Technology is not an isolated entity in the interpretation of elements that are
added to the clinical act; in fact, it cannot decide by itself. Also, this does not lead to proper medical
training. There should be no technological abuse in pursuit of a diagnosis.
This does not improve or replace the clinical act, because unless properly
interpreted, these studies can be misleading. An excessive value given to
auxiliary procedures can lead to clinical error and neglect the "human
factor", a pillar in medical practice. The non-observance of the need for
the clinical act and the inadequate interpretation in the auxiliary mechanisms
implies that the error begins with the doctor. The analysis and synthesis of
the clinical act are not always valued as fundamental, not only due to a lack
of training, criteria or patience, but also due to the scarce time currently
given by medical collectivization to the care of each patient. The clinical act
in its semiological approach is not closed to the
intelligence of the doctor, since this does not need any essential attribute
nor does it demand exceptional virtues. Sometimes error happens, beyond doing
the right thing to avoid it, surely because the information provided by the
clinical act has been scarce or difficult to interpret.
The risk is to opt for the simpler path of technology,
with less effort and perhaps avoiding the doctor´s "diagnostic
anguish" when faced with the need to reach it. Clinical practice is
strenuous, surprising, a path of study and interpretation of what is seen,
heard and explored in the patient, before the eventuality that an image or
numerical figures from the laboratory perform the magic that can do everything.
Technology must be accessory in the clinical act, before it the doctor must take
into account fundamental questions: and the human factor? the mind and the
spirit? Clinical practice needs experience. Sometimes it is elusive, it is
necessary to "reinterrogate the signs",
over and over again. When we leave the clinical act aside, we only interpret
the “reality of the machine”, not that of the patient.
Where is it proposed that anamnesis, observation and semiological maneuvers became trivial before the machines?

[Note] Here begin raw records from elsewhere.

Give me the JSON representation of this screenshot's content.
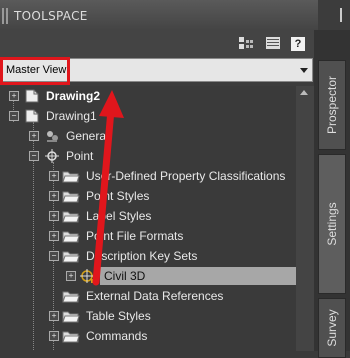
{
  "app": {
    "title": "TOOLSPACE"
  },
  "dropdown": {
    "value": "Master View"
  },
  "toolbar": {
    "help_label": "?"
  },
  "tree": [
    {
      "label": "Drawing2",
      "bold": true
    },
    {
      "label": "Drawing1",
      "bold": false
    },
    {
      "label": "General"
    },
    {
      "label": "Point"
    },
    {
      "label": "User-Defined Property Classifications"
    },
    {
      "label": "Point Styles"
    },
    {
      "label": "Label Styles"
    },
    {
      "label": "Point File Formats"
    },
    {
      "label": "Description Key Sets"
    },
    {
      "label": "Civil 3D"
    },
    {
      "label": "External Data References"
    },
    {
      "label": "Table Styles"
    },
    {
      "label": "Commands"
    }
  ],
  "tabs": [
    {
      "label": "Prospector"
    },
    {
      "label": "Settings"
    },
    {
      "label": "Survey"
    }
  ],
  "colors": {
    "highlight": "#e0161c",
    "selection": "#a7a7a7"
  }
}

From a lack of technical and anthropological medical training, from easiness in
the face of effort, need for a number of patients in a limited time? This
position supported in the previous paragraphs is far from ignoring the
importance of technological means in patients; it only seeks to incorporate
them within the framework of the relationship and clinical judgment essential
in a humanistic science. In this way we will be harmonizing technological
progress with medical science in a deeply human act as a doctor does before a
sick person. It is up to the doctor, almost an archaeological piece called
"general practitioner", to interpret the studies in relation to his
patient and not be bewitched by the numbers that technology offers him. This
has perfected these interpretations, but its mistakes can be fatal in the
absence of the clinical act.
Ultimately, anthropological medicine deals with not
including the patient within an algorithm, but building an algorithm in each
patient.
Conflicts of interest
None declared.
(See authors’ conflict of interests forms on the web).